The Wreckage
by Michael Robotham
(Little Brown, $24.99, V) ISBN 978-0-316-12640-3
*****
Working as a foreign correspondent in Baghdad Luca Terracini teams up with Daniela Garner , a U.S. auditor, to find out who is behind the bombing of eighteen banks in the Iraqi capital. At the same time, Vincent Ruiz, retired cop in London, befriends a young woman he mistakenly believes is being abused by her boyfriend. The young woman, Holly Knight, and her young man, Zac Osborne, have an elaborate scam going involving burglarizing their target, a man who “rescues” Holly from Zac’s beatings.

Also in London, Richard North, a compliance officer for Mersey Fidelity, is in trouble. He is having second thoughts about not reporting financial inconsistencies to the proper authorities.

As the story evolves it becomes clear that all of the heretofore described events are connected. North is the key that will make sense of the disparate tales. North’s wife, Elizabeth, suspects that her husband is having an affair and hires a private investigator to either confirm or allay her fears. Ruiz is hot on the trail of his suspected burglars and Luca and Daniela are hoping for the journalistic coup of the decade. The deeper they dig the more extensive the money laundering scheme seems to be and, of course, the harder written confirmation of what they suspect is elusive.

Vincent Ruiz is a familiar figure to those fans of Michael Robotham, having appeared in Robotham’s earlier novels set in Britain. He is a tortured soul having endured the untimely death of his first wife Laura, the mother of his twins, Claudia and Michael. Two other unsuccessful forays into marriage have left him bitter and cynical. His career is over and his only close friend, Joe O’Loughlin has his own litany of problems. In The Wreckage, Ruiz’s problems are part of a much larger complex scenario which involves the creative use of money on a global scale.

The story seems disjointed at the beginning of the book as the author sets up the various pieces in his game. Just what sort of financial shenanigans are being arranged and which governments are actively participating in the scheme is gradually spelled out in language even the financially impaired can understand. There is also a political and journalistic angle to the story that needs to be taken into account. The broad scope of these subplots contrasts with the troubles that plague the personal lives of Vincent Ruiz and Richard North. Both men, though their individual problems are quite different, have difficulty adjusting their professional persona with their personal one with the question of ethics playing a key role.

Befitting his background in journalism, Robotham writes economical terse prose which fits well into the thriller subgenre. Within that framework, he manages to force his readers to look at situations a little differently. To wit as Luca explains his background to Daniela he mentions that he speaks Arabic and knows Iraq because his mother grew up there and thus considers himself in some measure to be from Iraq. She counters with a jibe that perhaps that is because he doesn’t belong anywhere else. He later is apprising Daniela’s body in all its perfection and then notes his own hands covered in gun oil.

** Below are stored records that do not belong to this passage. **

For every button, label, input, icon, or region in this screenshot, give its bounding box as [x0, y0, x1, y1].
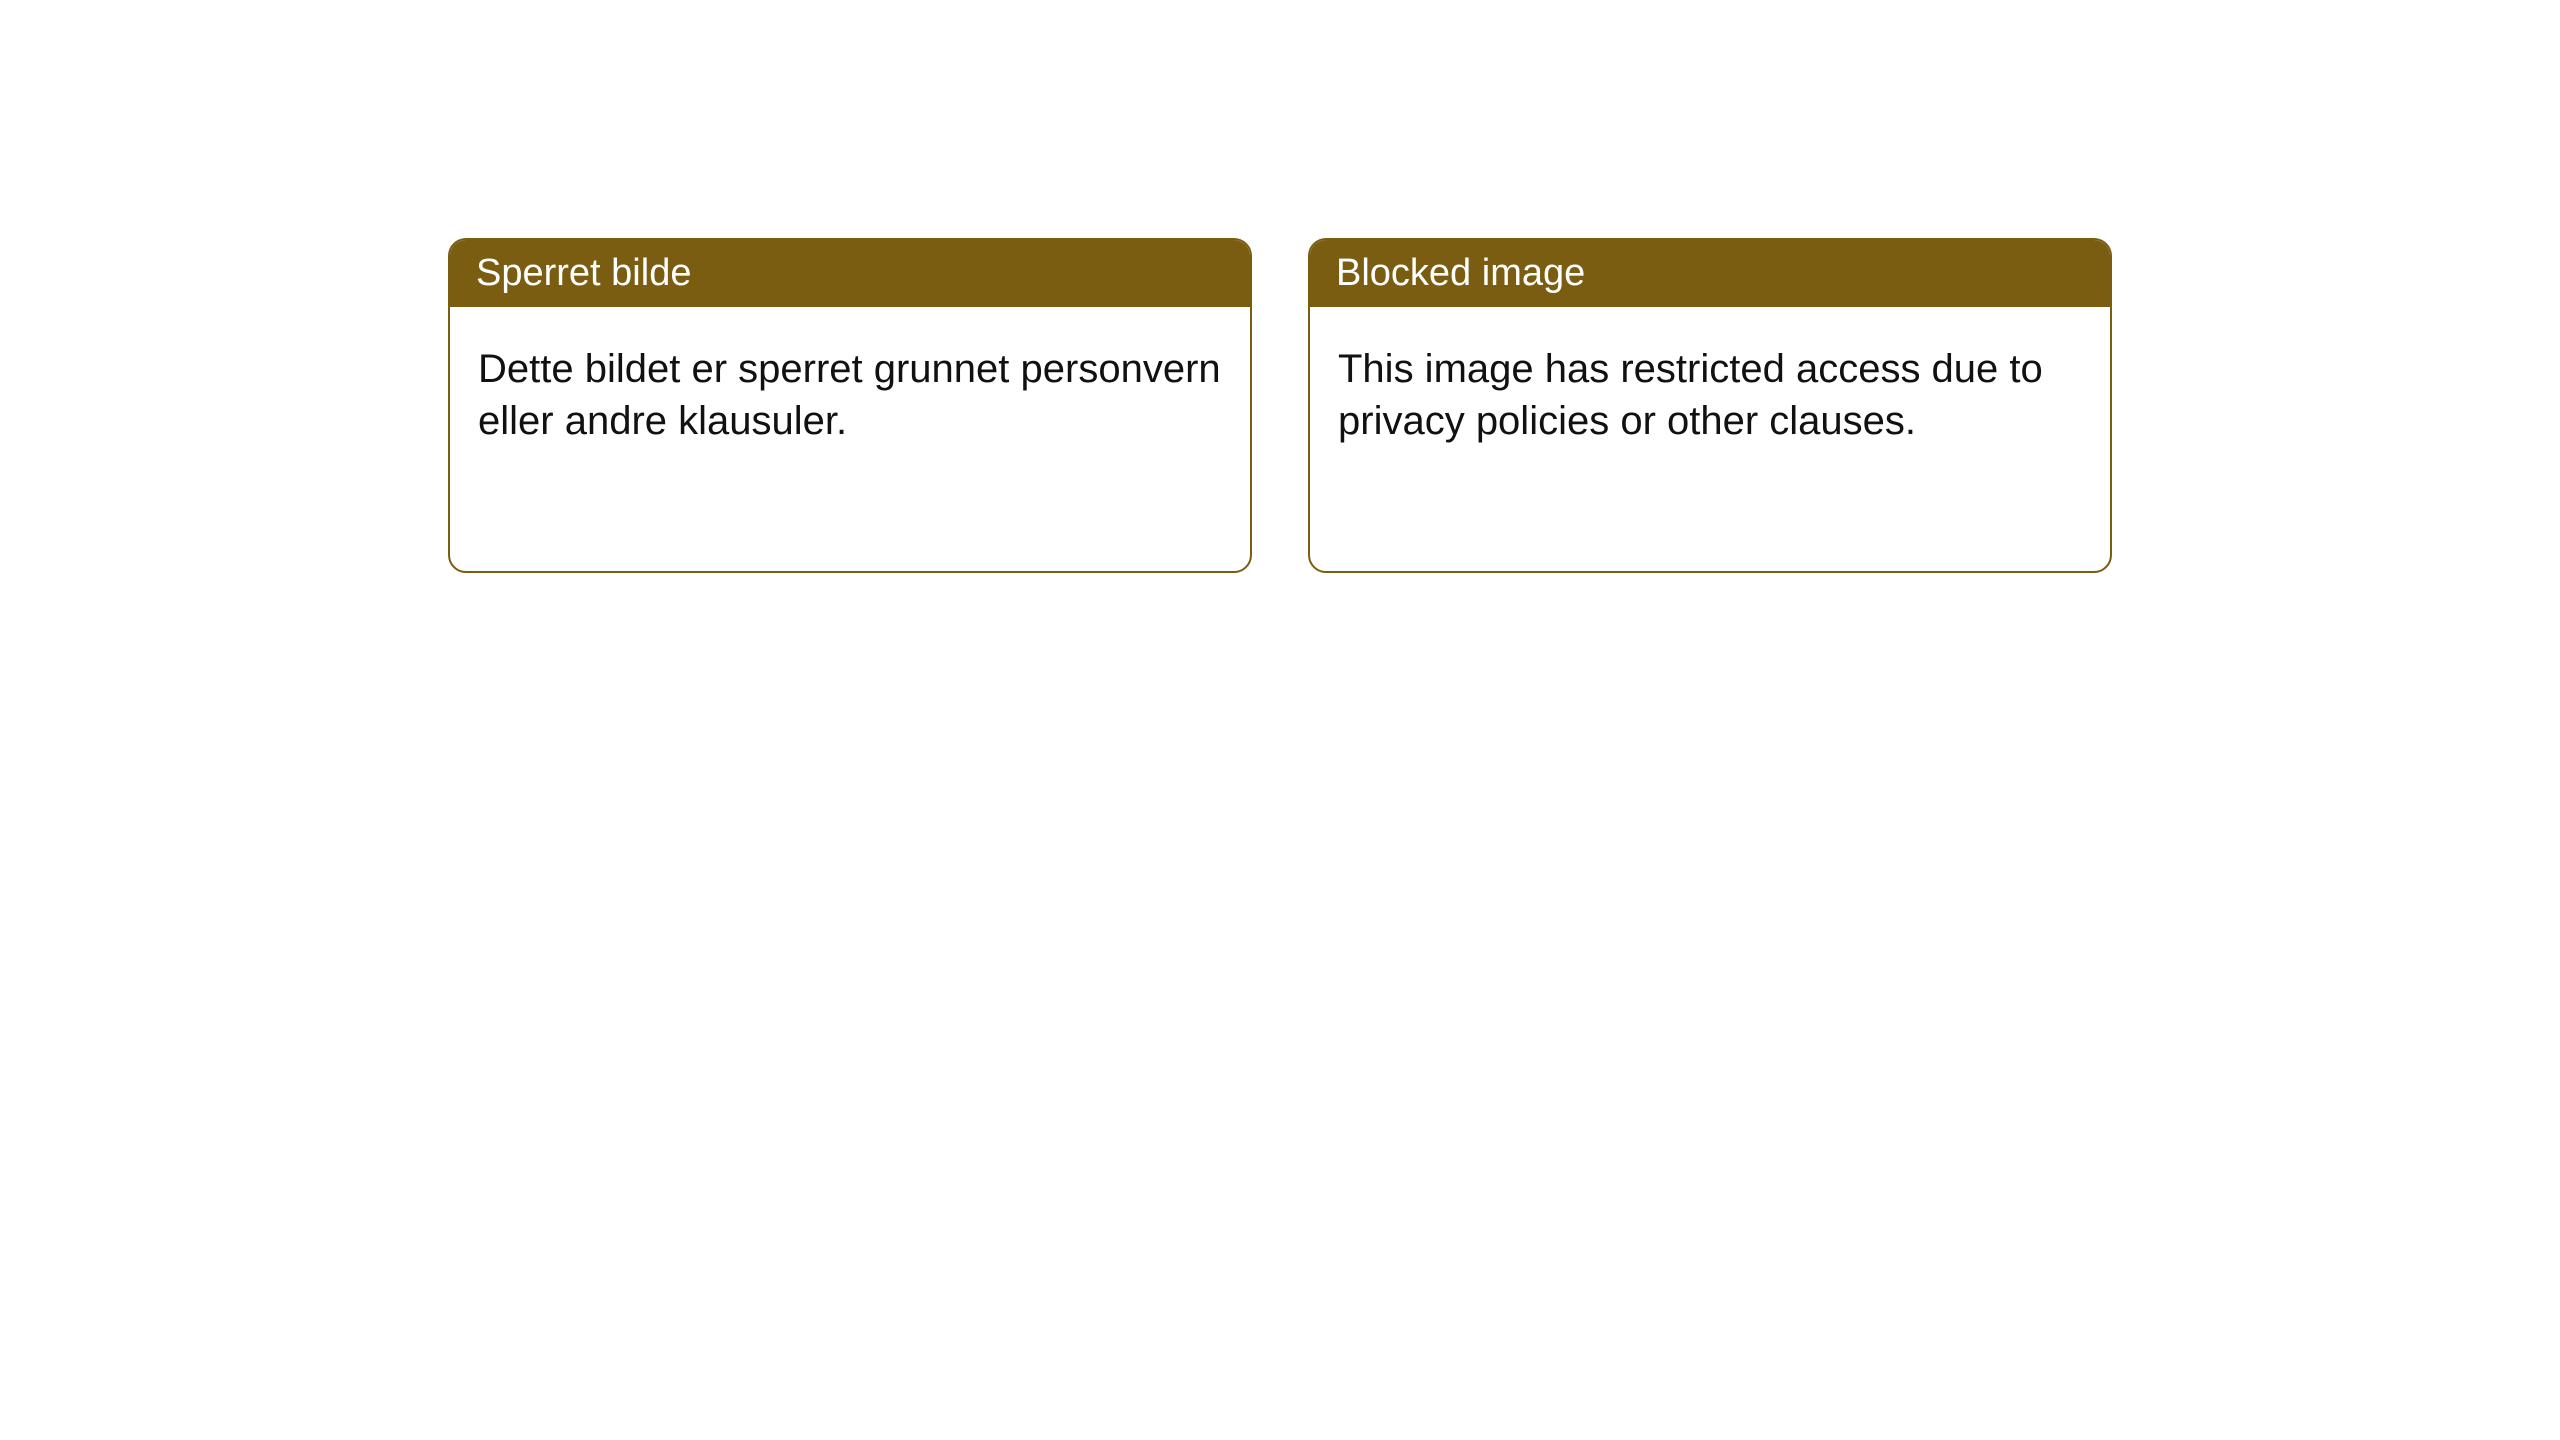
- card-header: Sperret bilde: [450, 240, 1250, 307]
- card-message: This image has restricted access due to …: [1338, 347, 2043, 443]
- blocked-image-card-en: Blocked image This image has restricted …: [1308, 238, 2112, 573]
- card-body: Dette bildet er sperret grunnet personve…: [450, 307, 1250, 483]
- card-message: Dette bildet er sperret grunnet personve…: [478, 347, 1221, 443]
- blocked-image-card-no: Sperret bilde Dette bildet er sperret gr…: [448, 238, 1252, 573]
- card-title: Blocked image: [1336, 252, 1585, 294]
- card-title: Sperret bilde: [476, 252, 691, 294]
- card-body: This image has restricted access due to …: [1310, 307, 2110, 483]
- cards-container: Sperret bilde Dette bildet er sperret gr…: [0, 0, 2560, 573]
- card-header: Blocked image: [1310, 240, 2110, 307]
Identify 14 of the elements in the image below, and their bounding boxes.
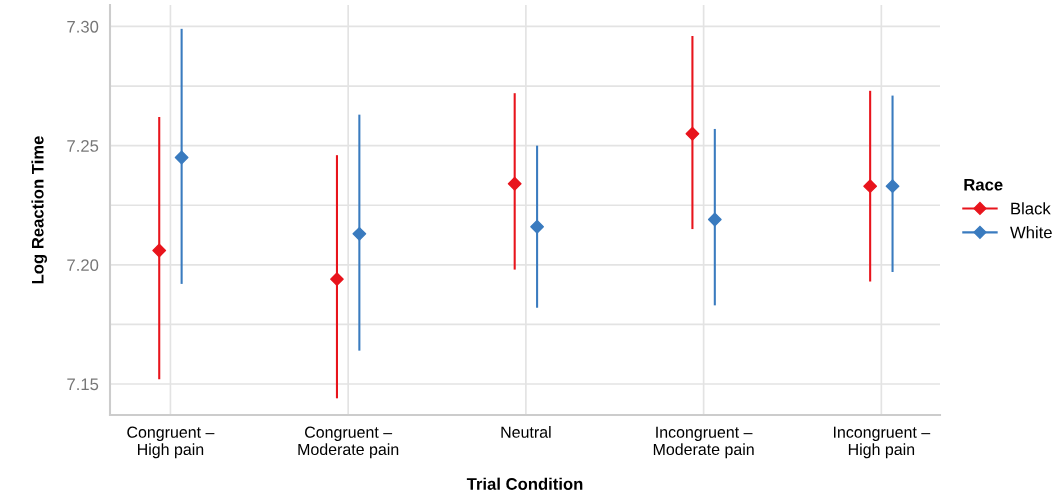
legend-label: White — [1010, 226, 1052, 239]
legend-title: Race — [964, 178, 1003, 191]
x-tick-label: Congruent – High pain — [127, 426, 215, 459]
y-tick-label: 7.25 — [67, 140, 99, 152]
x-tick-label: Incongruent – Moderate pain — [653, 426, 754, 459]
x-tick-label: Neutral — [501, 426, 551, 438]
y-tick-label: 7.30 — [67, 20, 99, 33]
x-axis-title: Trial Condition — [466, 477, 583, 490]
x-tick-label: Congruent – Moderate pain — [298, 426, 399, 459]
y-tick-label: 7.20 — [67, 259, 99, 272]
legend-label: Black — [1011, 202, 1051, 215]
x-tick-label: Incongruent – High pain — [833, 426, 931, 459]
y-axis-title: Log Reaction Time — [31, 136, 48, 284]
y-tick-label: 7.15 — [67, 378, 99, 391]
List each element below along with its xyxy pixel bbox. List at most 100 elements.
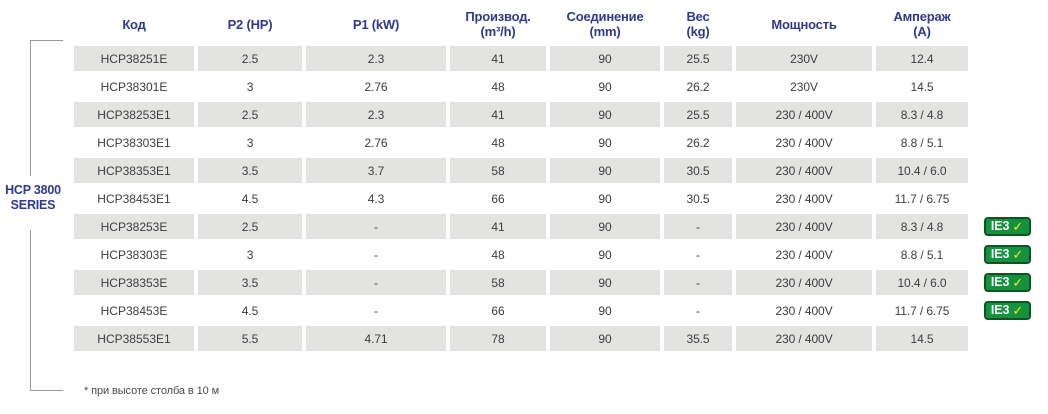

Underlying the plot are the different agendas that journalists, politicians and police personnel have in addressing a problem on a global scale. Obviously the journalists want to sell papers or video or digital information, the police (hopefully) are interested in apprehending those responsible for criminal behavior, and politicians want to be politicians. Thus the conversations that take place in the novel between these factions make for lively reading.

Because Iraq figures prominently in the plot, the reader is treated to a bit of local color. With as much press as this part of the world has gotten of late, these bits may or may not be of great interest to readers. Ditto asides on how the CIA works or the United States State Department carries out its business.

The Wreckage is quite a lengthy tome. It takes the author more than a few pages to get all the disparate parts identified and described. The last one hundred pages neatly fit together all the pieces in a carefully constructed puzzle leaving no question to the relevancy of the extensive set up. Initially I thought The Wreckage was one of Robotham’s weaker efforts but he very soundly proved me wrong. Do not quit partway through this book. You will be sorry if you do.